Der Tod des Mädchens zeigt: Kolumbiens Frieden ist brüchig. Bis kommenden Dienstag, den 20. Juni, sollen alle Kämpfer der Rebellenorganisation "Bewaffnete Revolutionäre Streitkräfte Kolumbiens" (Farc) ihre Waffen niedergelegt haben. In entlegenen Demobilisierungszonen sollen die ehemaligen Staatsfeinde zudem zu braven Staatsbürgern umerzogen werden.
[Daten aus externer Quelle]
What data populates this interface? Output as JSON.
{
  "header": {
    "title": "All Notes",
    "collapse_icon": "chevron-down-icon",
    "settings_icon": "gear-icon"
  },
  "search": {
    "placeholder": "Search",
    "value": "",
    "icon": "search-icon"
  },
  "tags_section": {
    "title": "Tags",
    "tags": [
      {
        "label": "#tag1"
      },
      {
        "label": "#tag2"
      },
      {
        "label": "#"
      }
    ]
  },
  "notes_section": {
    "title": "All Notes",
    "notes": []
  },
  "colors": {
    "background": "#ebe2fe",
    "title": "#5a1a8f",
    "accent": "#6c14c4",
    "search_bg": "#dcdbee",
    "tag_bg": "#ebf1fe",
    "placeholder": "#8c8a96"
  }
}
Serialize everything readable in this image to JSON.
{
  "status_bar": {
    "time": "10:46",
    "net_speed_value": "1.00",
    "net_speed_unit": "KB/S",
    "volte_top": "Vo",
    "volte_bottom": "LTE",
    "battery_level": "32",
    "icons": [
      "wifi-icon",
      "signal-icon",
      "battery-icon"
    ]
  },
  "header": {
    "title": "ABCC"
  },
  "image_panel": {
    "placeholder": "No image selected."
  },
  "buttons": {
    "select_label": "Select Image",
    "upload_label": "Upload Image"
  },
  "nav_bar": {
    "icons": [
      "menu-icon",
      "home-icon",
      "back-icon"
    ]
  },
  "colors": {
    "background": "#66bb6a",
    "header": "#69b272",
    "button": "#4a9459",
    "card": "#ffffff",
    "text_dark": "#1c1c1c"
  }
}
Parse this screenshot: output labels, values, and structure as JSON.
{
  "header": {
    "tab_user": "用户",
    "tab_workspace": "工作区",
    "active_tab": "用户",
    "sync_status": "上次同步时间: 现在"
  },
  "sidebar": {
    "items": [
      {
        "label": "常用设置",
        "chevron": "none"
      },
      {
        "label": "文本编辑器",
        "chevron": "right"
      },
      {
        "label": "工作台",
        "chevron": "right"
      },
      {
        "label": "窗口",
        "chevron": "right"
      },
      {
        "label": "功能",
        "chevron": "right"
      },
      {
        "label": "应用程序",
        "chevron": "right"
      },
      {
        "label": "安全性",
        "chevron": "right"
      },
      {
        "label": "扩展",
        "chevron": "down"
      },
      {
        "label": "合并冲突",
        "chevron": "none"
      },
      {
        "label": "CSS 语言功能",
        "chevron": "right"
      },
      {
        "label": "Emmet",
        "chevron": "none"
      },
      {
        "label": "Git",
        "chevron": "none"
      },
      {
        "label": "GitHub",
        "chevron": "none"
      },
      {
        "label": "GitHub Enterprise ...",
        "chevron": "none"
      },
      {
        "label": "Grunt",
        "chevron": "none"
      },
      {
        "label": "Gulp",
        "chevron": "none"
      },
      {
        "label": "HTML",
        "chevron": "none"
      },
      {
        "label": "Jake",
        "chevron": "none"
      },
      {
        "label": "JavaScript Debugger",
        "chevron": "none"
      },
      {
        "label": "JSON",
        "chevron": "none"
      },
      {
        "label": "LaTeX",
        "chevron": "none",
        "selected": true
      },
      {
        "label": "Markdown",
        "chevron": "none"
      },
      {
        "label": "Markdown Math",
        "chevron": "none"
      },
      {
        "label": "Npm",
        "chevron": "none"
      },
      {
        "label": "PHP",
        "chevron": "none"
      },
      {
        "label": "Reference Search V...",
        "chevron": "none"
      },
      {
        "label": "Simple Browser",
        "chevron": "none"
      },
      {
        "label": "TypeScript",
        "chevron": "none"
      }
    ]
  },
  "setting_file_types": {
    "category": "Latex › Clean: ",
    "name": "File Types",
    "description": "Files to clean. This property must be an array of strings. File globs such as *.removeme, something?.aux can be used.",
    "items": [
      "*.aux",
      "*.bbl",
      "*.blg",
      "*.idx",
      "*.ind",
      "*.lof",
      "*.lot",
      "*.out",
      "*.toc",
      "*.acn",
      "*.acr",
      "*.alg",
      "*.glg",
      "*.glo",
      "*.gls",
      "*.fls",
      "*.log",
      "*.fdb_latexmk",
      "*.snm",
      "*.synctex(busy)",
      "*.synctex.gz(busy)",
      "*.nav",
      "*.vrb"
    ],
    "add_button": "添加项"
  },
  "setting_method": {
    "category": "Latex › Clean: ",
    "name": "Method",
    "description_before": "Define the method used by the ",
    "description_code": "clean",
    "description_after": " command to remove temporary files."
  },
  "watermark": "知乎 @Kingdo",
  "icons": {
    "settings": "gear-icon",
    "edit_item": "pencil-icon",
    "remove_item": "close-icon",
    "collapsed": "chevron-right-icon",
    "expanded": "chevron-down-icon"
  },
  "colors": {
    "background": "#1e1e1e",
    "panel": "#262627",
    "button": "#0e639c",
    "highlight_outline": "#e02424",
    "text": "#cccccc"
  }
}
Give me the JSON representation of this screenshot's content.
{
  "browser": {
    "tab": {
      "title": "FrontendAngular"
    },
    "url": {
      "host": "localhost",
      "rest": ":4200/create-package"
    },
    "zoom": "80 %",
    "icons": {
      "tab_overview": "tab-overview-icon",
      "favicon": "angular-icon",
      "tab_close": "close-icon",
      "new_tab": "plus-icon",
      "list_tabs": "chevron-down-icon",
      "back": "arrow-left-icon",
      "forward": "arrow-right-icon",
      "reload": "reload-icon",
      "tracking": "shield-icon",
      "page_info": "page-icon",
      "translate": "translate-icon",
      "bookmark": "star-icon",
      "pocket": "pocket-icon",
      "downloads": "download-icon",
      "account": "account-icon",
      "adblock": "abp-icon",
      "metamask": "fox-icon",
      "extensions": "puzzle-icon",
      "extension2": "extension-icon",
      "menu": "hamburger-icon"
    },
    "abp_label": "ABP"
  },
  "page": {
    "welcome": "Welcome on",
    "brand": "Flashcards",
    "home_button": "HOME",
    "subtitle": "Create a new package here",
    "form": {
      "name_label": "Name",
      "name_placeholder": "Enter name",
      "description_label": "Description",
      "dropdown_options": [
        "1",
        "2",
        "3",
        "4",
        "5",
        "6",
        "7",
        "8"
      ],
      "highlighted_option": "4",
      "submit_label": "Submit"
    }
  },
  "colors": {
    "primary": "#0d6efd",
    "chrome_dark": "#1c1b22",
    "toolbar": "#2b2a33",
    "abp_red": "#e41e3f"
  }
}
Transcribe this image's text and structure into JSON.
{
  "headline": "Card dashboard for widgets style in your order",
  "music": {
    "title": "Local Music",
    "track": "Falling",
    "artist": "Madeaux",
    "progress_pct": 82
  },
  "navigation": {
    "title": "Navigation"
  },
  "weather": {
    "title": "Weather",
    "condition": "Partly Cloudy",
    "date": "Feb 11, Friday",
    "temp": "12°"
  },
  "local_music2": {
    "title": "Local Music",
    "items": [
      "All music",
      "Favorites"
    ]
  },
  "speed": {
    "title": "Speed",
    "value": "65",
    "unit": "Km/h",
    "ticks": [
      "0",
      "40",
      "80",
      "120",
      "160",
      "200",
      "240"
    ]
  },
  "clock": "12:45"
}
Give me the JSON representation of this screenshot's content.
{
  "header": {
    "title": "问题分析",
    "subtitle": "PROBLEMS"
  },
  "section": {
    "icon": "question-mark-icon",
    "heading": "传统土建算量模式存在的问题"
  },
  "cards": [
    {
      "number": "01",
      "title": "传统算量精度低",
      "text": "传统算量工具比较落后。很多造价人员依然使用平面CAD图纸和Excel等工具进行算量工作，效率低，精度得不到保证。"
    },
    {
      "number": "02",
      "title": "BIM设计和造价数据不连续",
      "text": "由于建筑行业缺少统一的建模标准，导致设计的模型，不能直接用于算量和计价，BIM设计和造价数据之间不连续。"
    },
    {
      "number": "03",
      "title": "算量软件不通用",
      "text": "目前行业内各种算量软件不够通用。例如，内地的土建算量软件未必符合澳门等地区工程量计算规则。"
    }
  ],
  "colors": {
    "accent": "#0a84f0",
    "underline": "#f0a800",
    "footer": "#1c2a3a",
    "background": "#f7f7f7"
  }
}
Trotz der zwischenzeitlichen Erfolgsmeldungen - angeblich wurden diese Woche schon mehr als die Hälfte der Waffen abgegeben - bezweifeln weiterhin viele Kolumbianer, dass das Experiment gelingen kann.
Zu lange dauert der Konflikt an: Die extrem ungerechte Verteilung des Wohlstands im Land führte 1964 zum Ausbruch des Konfliktes zwischen der Farc und der Armee. Als der Krieg nach mehr als fünf Jahrzehnten offiziell zu Ende ging, hatte niemand gewonnen, aber bis zu 220.000 Menschen hatten ihr Leben verloren. Folter, Vergewaltigungen, Hinrichtungen, Vertreibungen, Rekrutierung von Kindersoldaten, der Einsatz von international geächteten Anti-Personen-Minen: Alle Kriegsparteien machten sich schwerster Menschenrechtsverletzungen schuldig, mehrere Friedensverhandlungen scheiterten - auch weil Drogengeld den teuren Krieg zuverlässig befeuerte.
Allerdings war es nicht nur Geld aus Drogengeschäften. Wie unlängst bekannt wurde, hat etwa der Bananenriese Chiquita Brands International jahrzehntelang mehrere Millionen US-Dollar an alle Akteure des bewaffneten Konflikts in Kolumbien gezahlt. Das berichtete das auf Lateinamerika spezialisierte Portal "amerika21" unter Berufung auf seit kurzem einsehbare Dokumente der US-Börsenaufsichtsbehörde (SEC).
Chiquita versuchte anscheinend durch die Zahlungen die Geschäfte im Land so normal wie möglich aufrechtzuerhalten.
Das große Geld wurde aber natürlich in Kolumbien mit Drogen verdient.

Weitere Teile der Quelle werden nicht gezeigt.